Center for Wasathiyah Islam IAIN Salatiga Adakan Webinar Internasional

SALATIGA-Center for Wasathiyah Islam Institut Agama Islam Negeri Salatiga mengadakan International Webinar Series dengan tema Keberagamaan di Era Digital: Relasi Agamawan dan Peradaban pada Sabtu (24/10/2020). Kegiatan yang dilaksanakan secara virtual tersebut adalah seri pertama dari webinar internasional yang rencananya akan diadakan rutin hingga Januari 2021.

Rektor IAIN Salatiga, Prof. Dr. Zakiyuddin Baidhawy, M.Ag. menyampaikan bahwa Center for Wasathiyah Islam IAIN Salatiga didirikan atas mandat dari Kementerian Agama untuk memberikan kontribusi kepada masyarakat dalam pemikiran dan upaya praktikal untuk membumikan ajaran Islam yang moderat. Dalam pemaparannya, Prof. Zakiyuddin mengatakan bahwa perkembangan digital akan memberi tantangan sekaligus peluang dalam moderasi beragama.

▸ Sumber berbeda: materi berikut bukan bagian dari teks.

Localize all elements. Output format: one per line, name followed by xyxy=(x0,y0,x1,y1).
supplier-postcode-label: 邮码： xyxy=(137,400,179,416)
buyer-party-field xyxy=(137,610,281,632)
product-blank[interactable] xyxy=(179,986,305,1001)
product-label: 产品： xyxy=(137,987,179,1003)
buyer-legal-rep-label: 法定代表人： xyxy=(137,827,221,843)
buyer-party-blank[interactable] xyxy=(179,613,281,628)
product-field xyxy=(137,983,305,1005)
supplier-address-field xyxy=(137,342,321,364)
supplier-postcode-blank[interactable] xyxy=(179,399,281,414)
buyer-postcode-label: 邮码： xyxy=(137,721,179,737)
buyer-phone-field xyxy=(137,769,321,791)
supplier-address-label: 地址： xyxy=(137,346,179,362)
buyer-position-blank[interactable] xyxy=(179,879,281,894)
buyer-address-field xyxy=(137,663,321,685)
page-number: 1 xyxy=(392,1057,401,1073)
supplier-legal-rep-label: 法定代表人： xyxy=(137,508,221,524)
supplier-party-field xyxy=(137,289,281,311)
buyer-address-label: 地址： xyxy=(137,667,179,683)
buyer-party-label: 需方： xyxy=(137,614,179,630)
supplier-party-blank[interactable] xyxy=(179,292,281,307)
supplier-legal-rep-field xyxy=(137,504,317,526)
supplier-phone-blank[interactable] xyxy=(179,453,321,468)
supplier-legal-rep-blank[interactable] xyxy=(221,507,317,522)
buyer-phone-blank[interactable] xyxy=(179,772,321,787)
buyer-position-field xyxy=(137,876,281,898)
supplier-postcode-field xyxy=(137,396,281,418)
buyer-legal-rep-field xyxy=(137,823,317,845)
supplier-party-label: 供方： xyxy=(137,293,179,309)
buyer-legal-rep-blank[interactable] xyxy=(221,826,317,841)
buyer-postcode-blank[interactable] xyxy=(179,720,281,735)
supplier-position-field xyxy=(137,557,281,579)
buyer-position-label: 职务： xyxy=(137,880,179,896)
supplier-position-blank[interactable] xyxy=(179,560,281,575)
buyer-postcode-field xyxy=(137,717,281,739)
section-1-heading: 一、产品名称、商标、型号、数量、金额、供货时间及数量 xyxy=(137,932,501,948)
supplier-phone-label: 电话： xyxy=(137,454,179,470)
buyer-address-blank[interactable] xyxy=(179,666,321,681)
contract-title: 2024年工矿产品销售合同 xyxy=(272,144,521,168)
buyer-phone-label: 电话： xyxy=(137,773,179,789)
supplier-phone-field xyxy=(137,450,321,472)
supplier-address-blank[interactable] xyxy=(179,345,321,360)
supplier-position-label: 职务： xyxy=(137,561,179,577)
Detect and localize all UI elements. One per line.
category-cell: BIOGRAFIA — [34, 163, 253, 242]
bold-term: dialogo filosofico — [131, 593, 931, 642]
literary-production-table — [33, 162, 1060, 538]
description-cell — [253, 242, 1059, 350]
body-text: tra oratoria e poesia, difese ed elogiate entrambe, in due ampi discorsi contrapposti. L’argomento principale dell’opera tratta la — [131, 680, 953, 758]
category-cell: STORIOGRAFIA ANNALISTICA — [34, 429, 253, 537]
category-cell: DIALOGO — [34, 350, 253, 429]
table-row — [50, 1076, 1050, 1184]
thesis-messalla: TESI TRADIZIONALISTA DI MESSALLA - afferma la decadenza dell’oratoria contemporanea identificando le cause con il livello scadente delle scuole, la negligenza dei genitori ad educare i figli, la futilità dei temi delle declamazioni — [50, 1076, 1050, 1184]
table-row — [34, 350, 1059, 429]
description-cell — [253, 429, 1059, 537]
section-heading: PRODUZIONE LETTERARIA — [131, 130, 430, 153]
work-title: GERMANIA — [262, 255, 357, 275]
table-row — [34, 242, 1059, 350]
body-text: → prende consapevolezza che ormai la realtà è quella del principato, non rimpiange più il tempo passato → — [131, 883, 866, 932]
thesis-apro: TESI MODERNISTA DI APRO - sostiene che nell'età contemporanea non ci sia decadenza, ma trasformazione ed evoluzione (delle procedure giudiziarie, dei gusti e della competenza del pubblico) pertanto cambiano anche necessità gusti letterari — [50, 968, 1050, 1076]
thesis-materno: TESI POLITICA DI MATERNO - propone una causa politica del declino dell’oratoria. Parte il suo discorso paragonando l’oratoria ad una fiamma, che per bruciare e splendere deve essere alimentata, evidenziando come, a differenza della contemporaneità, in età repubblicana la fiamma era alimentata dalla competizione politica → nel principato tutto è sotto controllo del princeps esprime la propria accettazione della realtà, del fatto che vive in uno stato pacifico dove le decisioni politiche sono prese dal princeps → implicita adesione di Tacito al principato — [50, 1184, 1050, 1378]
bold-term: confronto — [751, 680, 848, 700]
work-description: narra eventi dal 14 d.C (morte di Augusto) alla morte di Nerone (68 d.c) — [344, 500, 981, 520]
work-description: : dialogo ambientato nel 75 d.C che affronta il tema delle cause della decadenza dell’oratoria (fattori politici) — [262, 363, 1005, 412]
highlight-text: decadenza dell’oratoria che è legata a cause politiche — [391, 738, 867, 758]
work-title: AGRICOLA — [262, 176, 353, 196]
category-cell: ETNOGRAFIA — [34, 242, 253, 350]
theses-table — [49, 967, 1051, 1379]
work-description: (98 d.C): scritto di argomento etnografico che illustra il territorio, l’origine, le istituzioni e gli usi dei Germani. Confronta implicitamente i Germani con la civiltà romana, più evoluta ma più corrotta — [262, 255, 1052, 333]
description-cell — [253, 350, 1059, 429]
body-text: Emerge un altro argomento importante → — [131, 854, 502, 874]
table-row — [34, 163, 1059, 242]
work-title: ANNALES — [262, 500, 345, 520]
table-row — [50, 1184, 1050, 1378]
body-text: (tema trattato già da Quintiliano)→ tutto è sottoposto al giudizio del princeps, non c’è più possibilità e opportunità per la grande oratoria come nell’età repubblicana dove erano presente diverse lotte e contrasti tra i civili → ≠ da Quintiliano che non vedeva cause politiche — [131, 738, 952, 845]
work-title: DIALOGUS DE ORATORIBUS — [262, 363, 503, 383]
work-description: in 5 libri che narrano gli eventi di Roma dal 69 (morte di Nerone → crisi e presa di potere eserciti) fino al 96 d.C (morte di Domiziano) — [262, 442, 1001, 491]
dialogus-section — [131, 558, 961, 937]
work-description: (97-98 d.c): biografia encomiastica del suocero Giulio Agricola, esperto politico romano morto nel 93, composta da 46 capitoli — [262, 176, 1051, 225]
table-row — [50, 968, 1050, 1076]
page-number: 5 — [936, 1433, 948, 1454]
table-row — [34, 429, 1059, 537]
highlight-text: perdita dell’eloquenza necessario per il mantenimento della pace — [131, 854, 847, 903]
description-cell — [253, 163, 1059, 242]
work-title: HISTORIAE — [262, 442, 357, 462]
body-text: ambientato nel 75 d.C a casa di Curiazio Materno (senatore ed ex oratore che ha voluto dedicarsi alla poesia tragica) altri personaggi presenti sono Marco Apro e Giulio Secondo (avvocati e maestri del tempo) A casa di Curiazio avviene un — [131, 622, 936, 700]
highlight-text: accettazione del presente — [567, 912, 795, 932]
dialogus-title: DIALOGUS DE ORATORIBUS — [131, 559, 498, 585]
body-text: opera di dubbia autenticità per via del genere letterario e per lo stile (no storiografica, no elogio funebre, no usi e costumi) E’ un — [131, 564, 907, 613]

“Di era teknologi digital seperti sekarang, tantangan yang harus dihadapi di antaranya adalah kehidupan spiritual yang mulai menggantikan agama yang terlembagakan, keberagamaan digital menggantikan keberagamaan tradisional, dan otoritas digital yang menggantikan otoritas tradisional,” jelas Rektor IAIN Salatiga. Menurutnya, Wasathiyah Islam lah yang dapat menjawab tantangan tersebut.

Selanjutnya, Prof. Zakiyuddin juga menjelaskan tentang nilai inti dari Wasathiyah Islam, yaitu: Tawassut/berfungsi sebagai jalan tengah; I’tidal/melakukan sesuatu secara adil dan seimbang, sesuai ekuilibrium; Tasamuh/memiliki empati, simpati, dan toleransi; serta Syura/mengedepankan musyawarah. “Nilai inti selanjutnya adalah Qudwah/keteladanan yang diberikan oleh para pemimpin; Islah/bagaimana menjalankan resolusi konflik, dan yang terakhir adalah Muwatanah/kewarganegaraan dan nasionalisme,” pungkasnya.

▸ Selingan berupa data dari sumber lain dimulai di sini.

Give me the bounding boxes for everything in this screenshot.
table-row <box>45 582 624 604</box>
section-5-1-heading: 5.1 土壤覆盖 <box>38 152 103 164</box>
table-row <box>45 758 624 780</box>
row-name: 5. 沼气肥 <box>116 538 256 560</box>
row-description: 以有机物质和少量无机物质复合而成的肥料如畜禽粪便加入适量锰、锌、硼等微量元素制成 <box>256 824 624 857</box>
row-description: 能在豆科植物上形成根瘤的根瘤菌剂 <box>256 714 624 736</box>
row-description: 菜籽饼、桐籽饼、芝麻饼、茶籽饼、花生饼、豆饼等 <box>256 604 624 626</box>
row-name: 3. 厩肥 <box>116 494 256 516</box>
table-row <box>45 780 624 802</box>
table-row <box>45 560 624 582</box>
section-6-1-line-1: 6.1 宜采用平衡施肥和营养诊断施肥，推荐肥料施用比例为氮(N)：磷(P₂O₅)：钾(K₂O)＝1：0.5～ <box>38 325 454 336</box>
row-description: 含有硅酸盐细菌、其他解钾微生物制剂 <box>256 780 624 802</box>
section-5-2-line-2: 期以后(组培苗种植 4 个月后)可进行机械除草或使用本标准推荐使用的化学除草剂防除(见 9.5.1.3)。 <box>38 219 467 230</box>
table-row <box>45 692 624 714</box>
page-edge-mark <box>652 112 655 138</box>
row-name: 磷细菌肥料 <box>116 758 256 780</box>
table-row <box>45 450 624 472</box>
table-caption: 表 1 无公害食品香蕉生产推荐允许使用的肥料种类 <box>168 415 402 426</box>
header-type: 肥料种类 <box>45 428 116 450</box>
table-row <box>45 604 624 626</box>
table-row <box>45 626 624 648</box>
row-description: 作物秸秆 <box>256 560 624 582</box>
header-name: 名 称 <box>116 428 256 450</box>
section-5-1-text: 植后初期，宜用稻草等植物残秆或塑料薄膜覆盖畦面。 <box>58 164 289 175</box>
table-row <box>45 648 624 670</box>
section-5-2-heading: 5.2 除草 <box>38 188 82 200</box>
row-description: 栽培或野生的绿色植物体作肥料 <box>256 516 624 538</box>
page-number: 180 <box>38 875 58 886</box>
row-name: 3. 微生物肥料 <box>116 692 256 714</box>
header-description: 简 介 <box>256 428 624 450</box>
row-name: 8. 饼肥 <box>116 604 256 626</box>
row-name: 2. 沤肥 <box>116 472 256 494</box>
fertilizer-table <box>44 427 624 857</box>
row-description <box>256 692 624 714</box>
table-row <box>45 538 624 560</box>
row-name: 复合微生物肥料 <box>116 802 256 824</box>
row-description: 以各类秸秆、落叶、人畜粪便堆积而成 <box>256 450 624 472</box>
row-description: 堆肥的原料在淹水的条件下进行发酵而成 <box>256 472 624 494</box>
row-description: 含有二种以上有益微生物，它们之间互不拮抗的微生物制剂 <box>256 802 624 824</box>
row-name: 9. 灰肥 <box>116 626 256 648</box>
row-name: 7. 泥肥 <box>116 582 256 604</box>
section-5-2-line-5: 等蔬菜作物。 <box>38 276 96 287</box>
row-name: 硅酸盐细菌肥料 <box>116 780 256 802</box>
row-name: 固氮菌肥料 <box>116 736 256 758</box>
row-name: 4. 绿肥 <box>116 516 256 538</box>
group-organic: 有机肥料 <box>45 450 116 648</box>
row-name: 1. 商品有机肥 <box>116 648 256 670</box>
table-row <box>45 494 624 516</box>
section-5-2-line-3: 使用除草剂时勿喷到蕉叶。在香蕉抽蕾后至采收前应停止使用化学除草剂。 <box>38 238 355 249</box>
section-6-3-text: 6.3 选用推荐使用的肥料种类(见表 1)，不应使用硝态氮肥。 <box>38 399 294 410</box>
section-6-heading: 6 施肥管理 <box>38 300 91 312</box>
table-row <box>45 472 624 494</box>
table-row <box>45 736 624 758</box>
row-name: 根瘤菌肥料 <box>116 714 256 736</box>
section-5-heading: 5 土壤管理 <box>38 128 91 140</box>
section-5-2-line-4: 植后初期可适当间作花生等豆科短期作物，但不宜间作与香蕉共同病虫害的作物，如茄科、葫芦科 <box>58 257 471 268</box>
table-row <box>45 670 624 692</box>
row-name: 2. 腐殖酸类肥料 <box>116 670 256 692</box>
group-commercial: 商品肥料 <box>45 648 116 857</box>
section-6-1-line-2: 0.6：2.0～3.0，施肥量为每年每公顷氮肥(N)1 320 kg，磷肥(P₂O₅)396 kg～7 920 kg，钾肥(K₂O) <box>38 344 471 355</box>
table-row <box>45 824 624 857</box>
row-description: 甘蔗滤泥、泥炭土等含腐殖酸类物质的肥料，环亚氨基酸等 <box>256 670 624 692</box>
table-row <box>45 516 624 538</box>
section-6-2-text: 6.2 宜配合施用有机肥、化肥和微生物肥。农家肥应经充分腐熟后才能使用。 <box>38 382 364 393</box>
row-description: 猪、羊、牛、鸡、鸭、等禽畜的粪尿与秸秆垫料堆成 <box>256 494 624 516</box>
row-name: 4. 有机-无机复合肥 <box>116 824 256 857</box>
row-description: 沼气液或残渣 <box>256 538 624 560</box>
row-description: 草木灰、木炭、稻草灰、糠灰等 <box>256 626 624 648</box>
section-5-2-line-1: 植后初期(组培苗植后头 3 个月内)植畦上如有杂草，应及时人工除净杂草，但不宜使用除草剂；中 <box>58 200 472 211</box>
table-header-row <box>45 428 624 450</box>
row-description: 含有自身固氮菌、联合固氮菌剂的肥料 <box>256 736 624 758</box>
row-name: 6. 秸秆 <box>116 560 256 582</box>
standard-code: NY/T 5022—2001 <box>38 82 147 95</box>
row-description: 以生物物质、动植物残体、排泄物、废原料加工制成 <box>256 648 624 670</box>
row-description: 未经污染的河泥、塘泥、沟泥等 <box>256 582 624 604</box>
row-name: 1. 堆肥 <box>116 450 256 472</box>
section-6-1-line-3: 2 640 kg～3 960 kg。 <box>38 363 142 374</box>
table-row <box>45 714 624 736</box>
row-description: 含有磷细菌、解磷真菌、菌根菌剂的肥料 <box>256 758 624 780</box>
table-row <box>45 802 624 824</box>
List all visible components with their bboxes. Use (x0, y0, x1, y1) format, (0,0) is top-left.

Pembicara lain, Dr. Irwan Abdullah dari Uneversitas Gadjah Mada Yogyakarta mengatakan bahwa internet tidak sekadar ruang pengetahuan yang memberdayakan, tetapi juga menjadi ruang yang sarat dengan pertanyaan tentang keabsahan, “Internet telah mengubah wajah agama menjadi object matter, bukan hanya sekadar subject matter. Nilai-nilai agama menjadi tidak absolut tetapi cair dan bisa mengikuti perkembangan zaman.”

Dirinya menambahkan bahwa di era digital ada proses mediatisasi baru dalam agama, seperti penggunaan media massa dan media sosial untuk berdakwah dan menyebarkan nilai-nilai Islam. Selain itu, agama juga bisa kehilangan daya paksa karena delegitimasi yang diterima agama, dan misrepresentasi agama.

Hal tersebut sesuai dengan materi yang disampaikan oleh Sekretaris Jenderal Majelis Ulama Indonesia, Dr. KH. Anwar Abbas, “Era digital jika tidak diterima dengan bijaksana dapat membuat manusia menjadi pribadi yang anti-sosial. Selain itu, era digital juga membawa perubahan dalam beragama dan berdakwah. Contohnya saja, di zaman sekarang, sanad yang digunakan pencari ilmu menjadi tidak jelas karena banyak yang mencari ilmu lewat media sosial. Hal ini menyebabkan loyalitas dan keterikatan pada ulama menipis.”

KH. Anwar Abbas mengatakan bahwa di tahun 2020 orang cenderung hanya belajar materi yang ia inginkan. Cara belajar seperti itu menurutnya tidak terstruktur.

Pemateri terakhir, Prof. Dr. Mohd Roslan Mohd Nor dari Akademi Pengajian Islam, Universiti Malaya, Malaysia memandang perlunya keabsahan dan keshahihan bahan kajian keagamaan yang ada di internet, “Pesatnya perkembangan teknologi di era digital dan merebaknya pandemi Covid-19 mau tidak mau memaksa kita untuk terus mengandalkan internet. Maka dari itu, saya rasa perlu kita beri tanda keshahihan pada bahan kajian yang ada di internet.”

Prof. Mohd Roslan menilai umat harus pandai menggunakan dan memanfaatkan teknologi. “Tantangan yang dihasilkan perkembangan teknologi tentu ada dan tidak bisa dielakkan, maka dari itu penting bagi kita untuk bisa mengeksploitasinya secara positif,” pungkasnya.